Yang menarik dari ketiga tulisan tersebut adalah kesimpulan bahwa walaupun Indonesia sudah berkecimpung dalam dunia internet selama satu dasawarsa (lebih kurang 10 tahun) ternyata Indonesia belum memiliki peraturan perundang-undangan tentang internet (cyberlaw). Benarkah FBI Amerika Serikat tidak bisa masuk ke Indonesia kalau nanti ternyata dua orang yang memakai nama Indonesia tersebut, yang disebut-sebut sebagai pemasok gambar porno anak-anak, adalah benar warga negara Indonesia? Pantaskah perkara penyalahgunaan nama perusahaan jamu di internet hanya dipandang sebagai kasus pembajakan merek dagang dan cukup diselesaikan berdasarkan KUHP tapi juga telah menimbulkan perdebatan hukum yang panjang? Meng-apa Singapura, yang hanya berpenduduk sekitar 3 juta jiwa, sejak 1998 sudah punya cyberlaw dan sudah pernah menghukum orang Indonesia karena membobol situs milik pemerintah Singapura? Bagaimana nanti kalau ada orang Batam atau orang Pasarminggu di Jakarta, umpamanya, secara iseng ataupun sengaja tiba-tiba punya situs porno yang benar-benar hot di internet, apakah juga cukup diselesaikan dengan KUHP?
Dalam dunia internet, selain bergentayangan para hacker dan cracker yang mampu memasuki dan bahkan merusak situs internet milik pemerintah berbagai negara, termasuk Amerika Serikat, juga kini perlu diwaspadai tindak kriminal yang dilakukan oleh para carder, yaitu yang menggunakan nomor kartu kredit milik orang lain secara tidak sah dengan memesan (membeli) melalui e-mail (internet) berbagai macam barang.
Untuk mengetahui nomor kartu kredit orang lain secara tidak sah, para carder sudah tentu mengerti caranya, seperti informasi dari pegawai hotel dan bank, kasir mal, toserba, supermarket, biro perjalanan, dan restoran, yang bisa disogok oleh para carder.

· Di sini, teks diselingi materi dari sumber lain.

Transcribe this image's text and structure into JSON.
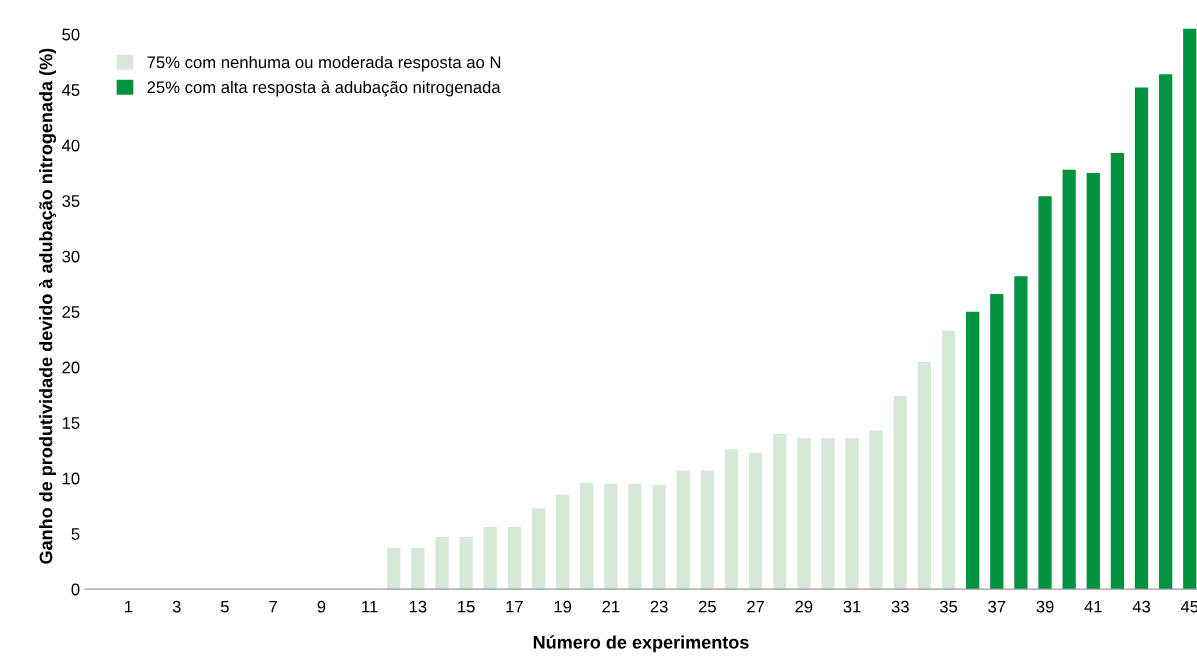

Apakah kegiatan haram para hacker, cracker, dan carder ini cukup kita tekuk hanya dengan (lagi-lagi) KUHP?
Penting dan perlunya Indonesia memiliki peraturan perundang-undangan tentang sarana komunikasi internet (cyberlaw) pada waktu ini, menurut saya, adalah sudah saatnya. Departemen Kehakiman dan HAM, DPR RI, para ahli telekomunikasi dan informasi di instansi pemerintah serta perguruan tinggi, para konsultan hukum dan pengacara, perlu segera duduk bersama. Pem-bahasan dan penyusunan cyberlaw Indonesia janganlah dibuat bertele-tele. Contoh dan pengalaman negara lain sudah ada. Kalau perlu, pakailah konsultan ahli dari Singapura, Amerika Serikat, dan Uni Eropa, cukup satu atau dua orang saja dari setiap negara/kelompok negara.